The Secant Method

The focus of this lecture was on the secant method. In the same style of the bisection method is an m-file to run the secant method in MATLAB :
function [x,fail] = secant(f,x1,x2,eps,N)
%
%  Applies the secant method to the function f, starting
%  at the points x1 and x2.  It produces a sequences of points.
%  Stops when the sequence reaches the point x where 
%  |f(x)| < eps or when two consecutive points in the sequence
%  have distance less than eps apart from each other.
%  Failure is reported (fail = 1) when the accuracy requirement
%  is not satisfied in N steps; otherwise fail = 0 on return.
%
%  Note that the implementation below is inefficient, as it does
%  not store the function evaluations.
%
%  Example : 
%  >> [x,fail] = secant('cos',pi/4,2*pi/3,0.0001,100)
%
fprintf('running the secant method...\n');
for i = 1:N 
   fx2 = feval(f,x2);
   fx1 = feval(f,x1);
   dx =  fx2*(x2 - x1)/(fx2 - fx1);
   x1 = x2;
   x2 = x2 - dx;
   fx2 = feval(f,x2);
   fprintf('  x = %e, dx = %e, f(x) = %e, \n', x2, dx, fx2);
   if (abs(fx2) < eps) | (abs(dx) < eps)
      x = x2; fail = 0;
      fprintf('succeeded after %d steps\n', i);
      return;
   end
end
fprintf('failed requirements after %d steps\n', N);
x = x2; fail = 1;

The output of this algorithm on cos(x) = 0 with x1 = pi/4 and x2 = 2*pi/3] :

>> [x,fail] = secant('cos',pi/4,2*pi/3,0.0001,100);
running the secant method...
  x = 1.552191e+00, dx = 5.422043e-01, f(x) = 1.860444e-02, 
  x = 1.571642e+00, dx = -1.945106e-02, f(x) = -8.455484e-04, 
  x = 1.570796e+00, dx = 8.455951e-04, f(x) = 4.656797e-08, 
succeeded after 3 steps

Note that the bisection method, taking a = x1 and b = x2, requires 13 steps to achieve the same accuracy.

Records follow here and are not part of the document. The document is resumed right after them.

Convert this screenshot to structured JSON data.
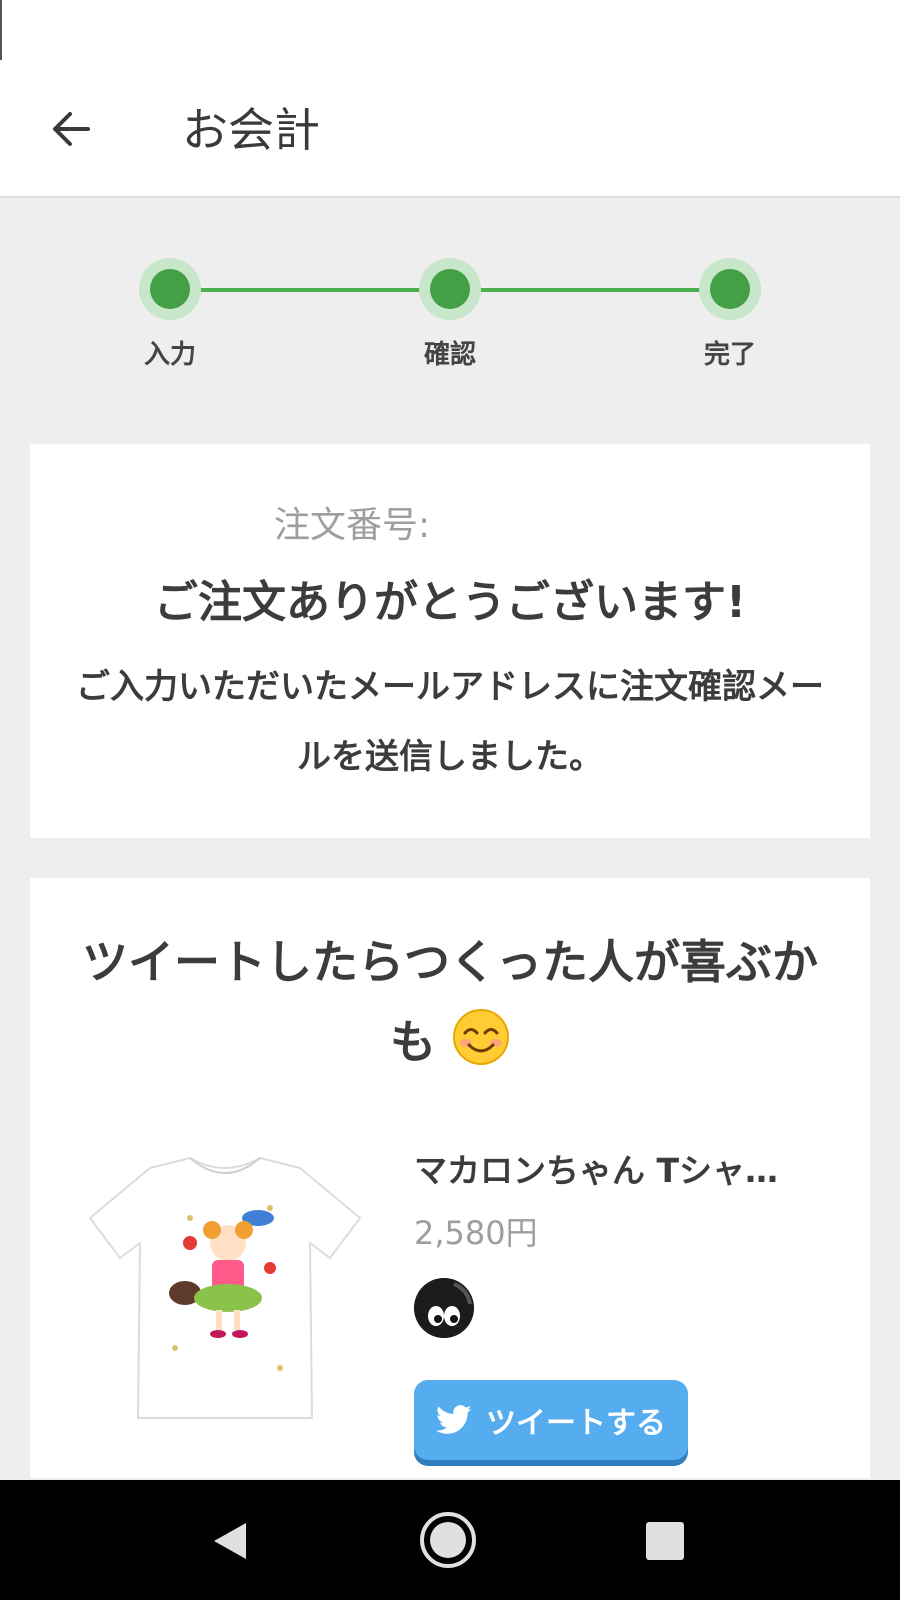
{
  "app_bar": {
    "title": "お会計"
  },
  "stepper": {
    "steps": [
      {
        "label": "入力"
      },
      {
        "label": "確認"
      },
      {
        "label": "完了"
      }
    ],
    "color": "#4caf50"
  },
  "order": {
    "number_label": "注文番号:",
    "thanks": "ご注文ありがとうございます!",
    "mail_note": "ご入力いただいたメールアドレスに注文確認メールを送信しました。"
  },
  "tweet_section": {
    "heading": "ツイートしたらつくった人が喜ぶかも",
    "emoji": "smiling-face-icon",
    "product": {
      "name": "マカロンちゃん Tシャ…",
      "price": "2,580円"
    },
    "tweet_button": "ツイートする",
    "button_color": "#55acee"
  }
}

Thus the secant method is faster than the bisection method, but note that it is quite easy (as we did in class) to construct examples where the secant method fails.

Looking at the relations between errors of consecutive steps, we said that the bisection method converges linearly, while the rate of convergence of the secant method (if it converges to a root with nonzero first and second derivatives) is superlinear. We stated the theorem and outlined the proof of "the convergence of the secant method is superlinear". See also the lecture notes of Professor Hanson, in particular the notes on the convergence of the secant method.

As we will see next time, Newton's method can be interpreted as "secant method in the limit". Newton's method converges quadratically, doubling in each step the number of correct decimal places in the approximation for the solution. The superlinear convergence of the secant method comes close to achieving the same rate of quadratic convergence. See the example above: the magnitude of f(x) goes from 10^(-2), to 10^(-4), to 10^(-8).